Colombia rebels accuse ex-president in spying scandal

Posted on Feb 10 2014 - 6:55am by Editor
FARC-EP commander Ivan Marquez delivers a speech at the Convention Palace in Havana before a round of peace talks with the Colombian government, on February 5 , 2014 (AFP Photo/Yamil Lage )

FARC-EP commander Ivan Marquez delivers a speech at the Convention Palace in Havana before a round of peace talks with the Colombian government, on February 5 , 2014 (AFP Photo/Yamil Lage )

Havana (AFP) – Colombia’s FARC guerrilla group Wednesday accused former president Alvaro Uribe of being behind alleged spying on peace negotiators by an army intelligence unit.

The alleged spying was revealed Tuesday by the weekly Semana, prompting the firing of two military intelligence chiefs.

Among those allegedly spied on was President Juan Manuel Santos’ negotiating team at peace talks with the FARC in Havana.

In ordering a probe, Santos said “dark forces” were trying to sabotage the peace talks, but was not more specific.

However, the FARC’s chief negotiator at the talks, Ivan Marquez, pointed the finger at Uribe, a hardliner who has bitterly opposed the peace talks.

“Alvaro Uribe is behind this,” he told reporters before going into talks here.

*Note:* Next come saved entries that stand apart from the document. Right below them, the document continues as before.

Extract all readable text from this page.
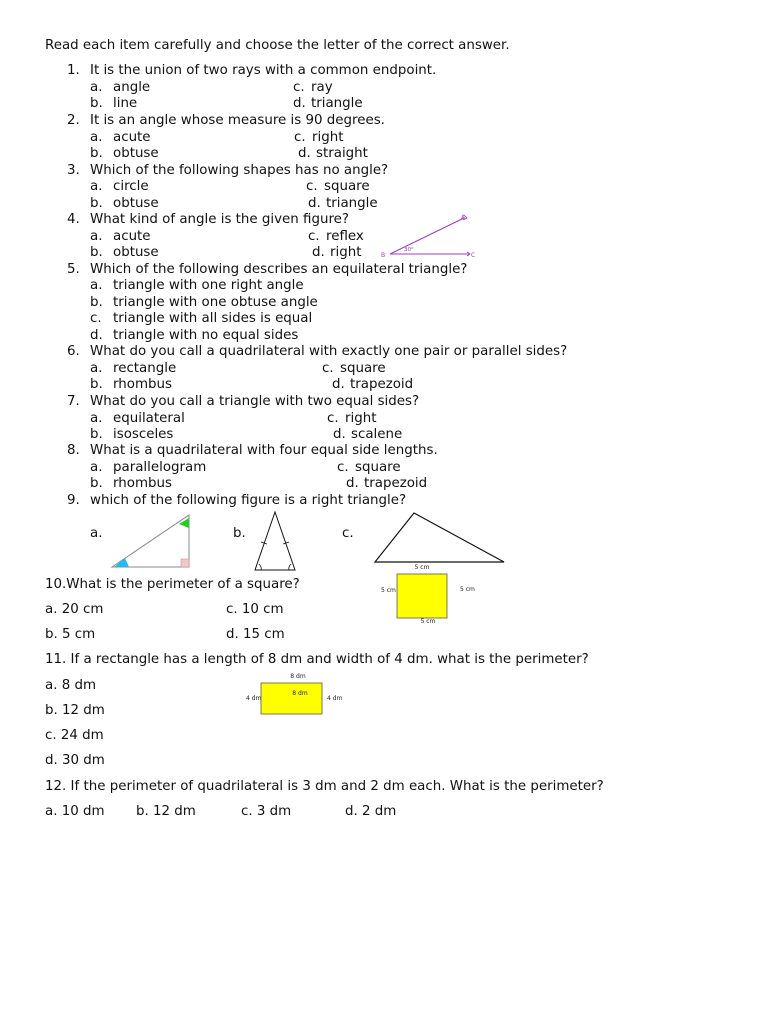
Read each item carefully and choose the letter of the correct answer.
1. It is the union of two rays with a common endpoint.
a. angle	c. ray
b. line	d. triangle
2. It is an angle whose measure is 90 degrees.
a. acute	c. right
b. obtuse	d. straight
3. Which of the following shapes has no angle?
a. circle	c. square
b. obtuse	d. triangle
4. What kind of angle is the given figure?
a. acute	c. reflex
b. obtuse	d. right	B
A
C
30°
5. Which of the following describes an equilateral triangle?
a. triangle with one right angle
b. triangle with one obtuse angle
c. triangle with all sides is equal
d. triangle with no equal sides
6. What do you call a quadrilateral with exactly one pair or parallel sides?
a. rectangle	c. square
b. rhombus	d. trapezoid
7. What do you call a triangle with two equal sides?
a. equilateral	c. right
b. isosceles	d. scalene
8. What is a quadrilateral with four equal side lengths.
a. parallelogram	c. square
b. rhombus	d. trapezoid
9. which of the following figure is a right triangle?
a.	b.	c.
10.What is the perimeter of a square?
a. 20 cm	c. 10 cm
b. 5 cm	d. 15 cm
5 cm
5 cm	5 cm
5 cm
11. If a rectangle has a length of 8 dm and width of 4 dm. what is the perimeter?
a. 8 dm
b. 12 dm
c. 24 dm
d. 30 dm
8 dm
8 dm
4 dm	4 dm
12. If the perimeter of quadrilateral is 3 dm and 2 dm each. What is the perimeter?
a. 10 dm b. 12 dm	c. 3 dm	d. 2 dm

“Don’t forget Alvaro Uribe Velez is public enemy number one of peace in Colombia,” he said.

Marquez said the spying also targeted the FARC’s delegation to the talks, and said the government should explain.

In Bogota, Santos said he had given the army’s inspector general ten days to complete his investigation. Colombia’s attorney general office is conducting a separate probe.

“This is an investigation that should not be hard to carry out because what they need to show is whether the intel work (the military) was doing was normal intel, which should be protected, or if they engaged in illegal intelligence gathering,” Santos explained.

Separately, a group of leftist leaders, including Bogota mayor Gustavo Petro, and human rights activists said they had received death threats from a crime group called Aguilas Negras, or Black Eagles, made up in part of former rightist paramilitaries.

Ivan Cepeda, a congressional candidate for the leftist Alternative Democratic Pole, told AFP the threats were part of “a campaign to destabilize the country and sow unrest to sabotage the peace process in Havana.”

Since November 2012, the Colombian government has been in negotiations with the FARC, the country’s largest and longest-fighting insurgency. It has been at arms since 1964.